Antes, digamos hace quince años, un disco era un bien de consumo que requería todo un ritual de tiempo y atención. Desde conseguir el dinero necesario para comprarlo, pasando por el camino de ida a la tienda y vuelta a casa, hasta el excitante momento de colocar el aparato en el reproductor y acomodarte en la cama a disfrutar de la música mientras le echabas un vistazo al libreto. Un proceso lento si se quiere, pero que hacía que la experiencia resultara mucho más gratificante. Y que decir de hace quizá treinta o cuarenta años, la magia de los vinilos y los singles de 45, los grandes formatos analógicos, los tocadiscos que saltaban y las agujas que se estropeaban y los discos que había que cuidar porque eran pequeños tesoros que iban más allá de la música en si. Artefactos culturales, en suma, cuyo valor no radicaba sólo en su mayor o menor mérito artístico.

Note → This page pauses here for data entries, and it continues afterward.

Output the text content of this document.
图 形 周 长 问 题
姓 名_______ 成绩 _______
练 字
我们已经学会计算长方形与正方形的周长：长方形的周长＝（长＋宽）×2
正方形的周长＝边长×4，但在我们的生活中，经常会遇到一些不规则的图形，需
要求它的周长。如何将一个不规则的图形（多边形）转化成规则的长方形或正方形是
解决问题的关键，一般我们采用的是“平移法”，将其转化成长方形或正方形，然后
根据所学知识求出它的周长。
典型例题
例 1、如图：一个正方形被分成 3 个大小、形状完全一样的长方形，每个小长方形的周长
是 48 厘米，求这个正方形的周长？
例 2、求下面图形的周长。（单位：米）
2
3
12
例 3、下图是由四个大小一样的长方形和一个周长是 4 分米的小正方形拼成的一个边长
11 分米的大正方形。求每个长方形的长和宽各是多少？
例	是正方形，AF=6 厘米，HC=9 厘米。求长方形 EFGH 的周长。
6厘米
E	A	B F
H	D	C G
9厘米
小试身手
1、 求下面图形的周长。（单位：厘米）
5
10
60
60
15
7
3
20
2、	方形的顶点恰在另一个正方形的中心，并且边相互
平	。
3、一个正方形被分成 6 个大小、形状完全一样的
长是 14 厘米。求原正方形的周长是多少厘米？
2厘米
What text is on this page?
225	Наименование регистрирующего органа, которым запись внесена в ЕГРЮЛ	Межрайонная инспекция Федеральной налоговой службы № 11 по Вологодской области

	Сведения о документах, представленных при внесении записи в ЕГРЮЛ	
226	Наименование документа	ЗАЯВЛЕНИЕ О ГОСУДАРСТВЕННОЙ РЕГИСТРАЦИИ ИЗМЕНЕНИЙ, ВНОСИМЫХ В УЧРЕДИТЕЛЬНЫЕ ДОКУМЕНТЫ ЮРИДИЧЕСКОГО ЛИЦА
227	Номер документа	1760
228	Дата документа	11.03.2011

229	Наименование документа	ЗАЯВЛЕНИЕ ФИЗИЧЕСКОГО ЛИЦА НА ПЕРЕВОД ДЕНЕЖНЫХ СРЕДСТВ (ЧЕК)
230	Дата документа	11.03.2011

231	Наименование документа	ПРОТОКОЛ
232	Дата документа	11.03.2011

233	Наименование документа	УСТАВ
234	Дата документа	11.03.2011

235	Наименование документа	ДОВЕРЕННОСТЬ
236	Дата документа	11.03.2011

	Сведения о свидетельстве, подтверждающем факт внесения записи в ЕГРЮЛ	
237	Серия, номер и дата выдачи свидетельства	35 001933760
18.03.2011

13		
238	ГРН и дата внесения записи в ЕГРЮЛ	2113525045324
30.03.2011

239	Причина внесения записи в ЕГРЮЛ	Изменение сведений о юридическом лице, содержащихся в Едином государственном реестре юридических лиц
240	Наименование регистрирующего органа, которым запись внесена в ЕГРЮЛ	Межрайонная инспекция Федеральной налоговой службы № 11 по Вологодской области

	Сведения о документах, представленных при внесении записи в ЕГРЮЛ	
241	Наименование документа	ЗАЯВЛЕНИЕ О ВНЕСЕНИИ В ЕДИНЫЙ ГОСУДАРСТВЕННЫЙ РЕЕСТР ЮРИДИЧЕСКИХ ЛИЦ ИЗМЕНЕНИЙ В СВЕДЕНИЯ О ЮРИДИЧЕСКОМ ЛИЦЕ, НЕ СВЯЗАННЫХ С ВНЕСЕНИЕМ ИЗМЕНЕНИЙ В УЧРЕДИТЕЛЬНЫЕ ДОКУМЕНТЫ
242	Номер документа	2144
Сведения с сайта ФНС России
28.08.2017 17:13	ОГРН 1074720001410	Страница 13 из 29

Un mundo cuyos últimos coletazos alcancé a vislumbrar y que ahora echo de menos. Sí, me inicié en la música con el imperfecto pero mágico sonido de los LPs y asistí al ascenso y declive del CD, un producto sin alma. Y ahora, como ya he dicho, tengo un ipod y una conexión a internet que me permite disfrutar de canciones que hubiera tardado toda la vida en encontrar cuando tenía veinte años, suponiendo que hubiera tenido el tiempo y el dinero necesarios para localizarlas y adquirirlas. Hoy, por el contrario, tengo virtualmente toda (sí, toda) la música que quiera al alcance de mis manos, o de mi ratón. Sin ir más lejos, en el tiempo que llevo escribiendo este post me ha dado tiempo a encontrar unas raras grabaciones conjuntas de Dylan y Harrison circa 1970, y ahora mismo las estoy disfrutando. Sin moverme del asiento ni emplear tiempo en ello. Sin despeinarme. Y ni que decir tiene que me está encantando, pero el entusiasmo no es comparable a lo que hubiera sentido encontrándolo en un estante perdido de algún mercadillo, por poner un ejemplo.
Ahora que editar los discos en formato vinilo vuelve a ser cool, veremos como reacciona la industria digital ante el reingreso de nuestros viejos y negros amigos redondos. Yo, por lo pronto, ya me he agenciado un tocadiscos. Ahora sólo tengo que convencer a mi padre para que me devuelva los discos que le cedí hace años.